Mooi zijn ook de foto’s die hij op het Hoofdkwartier van de Marine in Londen maakt, van het dagelijks leven en werk in het kantoor van C&A wat door hen voor de duur van de oorlog aan de marine is verhuurd.

Marinevoorlihcting aan het werk in het C&A gebouw, Londen 1943. Rechts waarschijnlijk LTZ1 Antoine Kroese Hoofd MARVO.

Naar Australie

De strijd in de Pacific begon zich in de loop van 1943 in het voordeel van de geallieerden te wijzigen. Na de Japanse nederlagen bij Guadalcanal en in de bergen voor Port Moresby in Papua New Guinea in 1942 en begin 1943, vocht de legermacht van generaal Douglas McArthur langzaam langs de noord-oostkust van Nieuw Guinea omhoog richting Nederlands Nieuw Guinea en de Filipijnen (waar McArthur voorjaar 1942 uit verdreven was en waarvan hij had gezworen terug te zullen keren). Op foto’s in de woonkamer van Louis Rapmund in Londen is te zien dat hij de oorlog in de Pacific nauwgezet volgde op een kaart van Zuidoost Azië met een insert van Nieuw Guinea.

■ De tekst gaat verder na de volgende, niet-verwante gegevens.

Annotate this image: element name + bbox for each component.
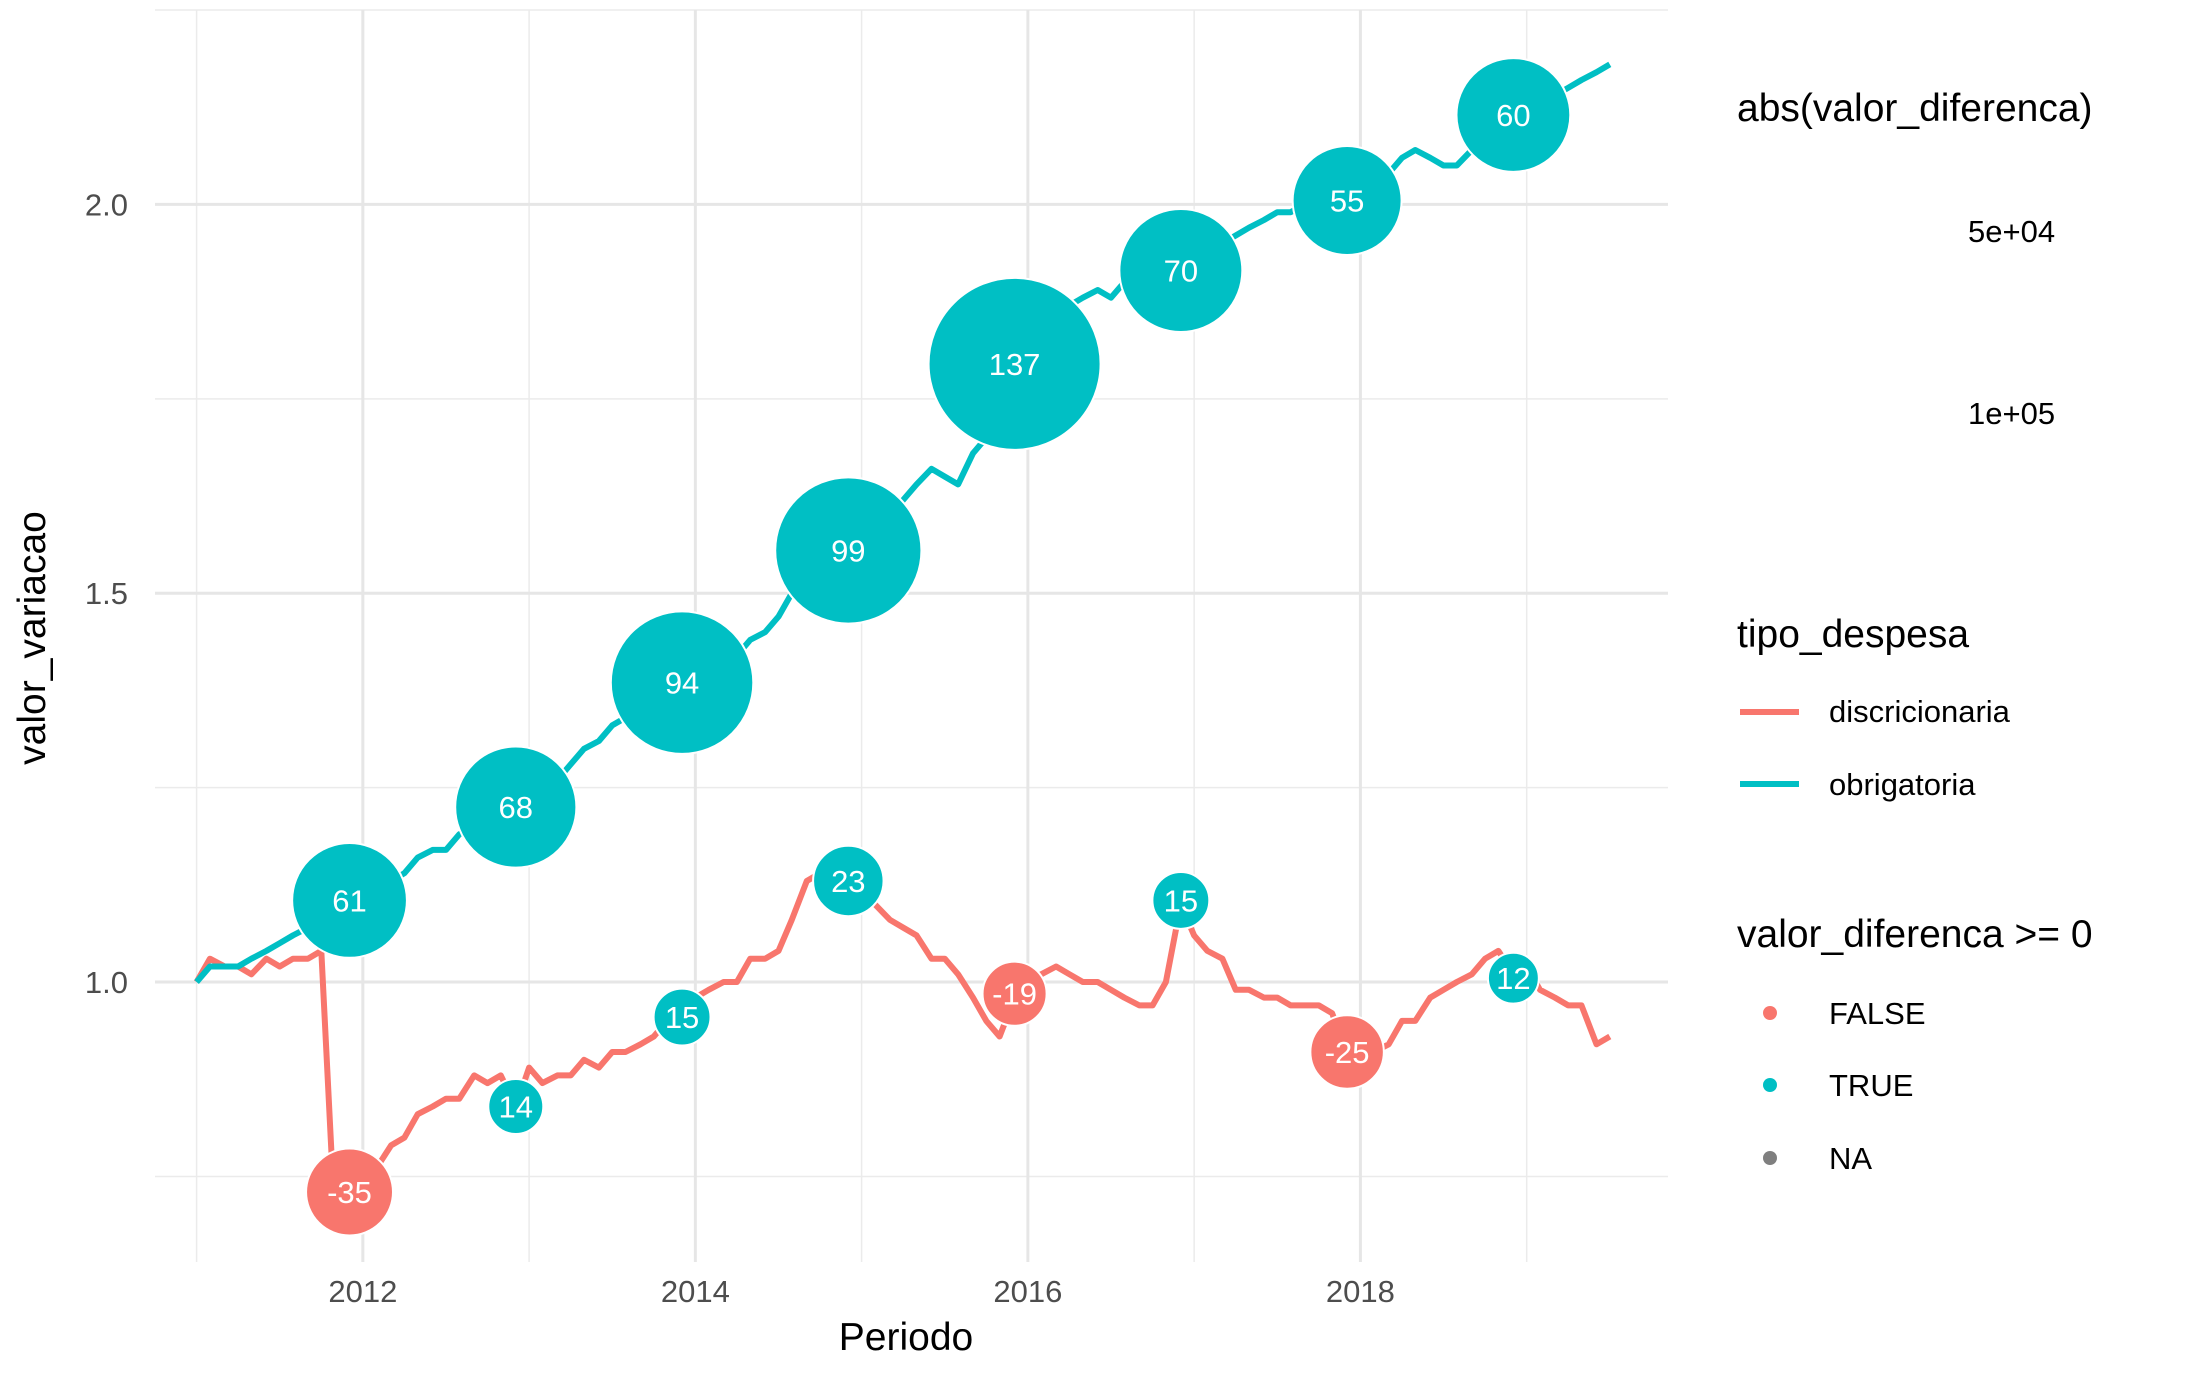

De Nederlandse autoriteiten in Australië moesten zich daarom voorbereiden op geallieerde landing op Indisch grondgebied in Nieuw Guinea en het weer opbouwen van het Nederlands gezag aldaar.

Gezien de zeer beperkte aantallen Nederlanders in Australië, in 1943 zo’n 1.500 man, en de noodzaak geschikte mensen voor een gemilitariseerde bestuursdienst, de Netherlands Indies Civil Administration (NICA), te verkrijgen, richtte Minister van Kolonien, Huib Van Mook, zich tot de Marine waar het grootste reservoir aan personeel te vinden was.

In eerste instantie verzette de bevelhebber van de Marine, admiraal Furstner, zich met hand en tand tegen het afstaan van marinepersoneel, maar tegen het argument dat het toch niet zo kon zijn dat bij Amerikaanse landingen er geen Nederlands eenheden aan land zouden gaan om het gezag te herstellen had hij feitelijk geen weerwoord. Na langdurige onderhandelingen werd besloten dat geen beroepspersoneel, doch slechts reserve- en dienstplichtig personeel zou worden afgestaan.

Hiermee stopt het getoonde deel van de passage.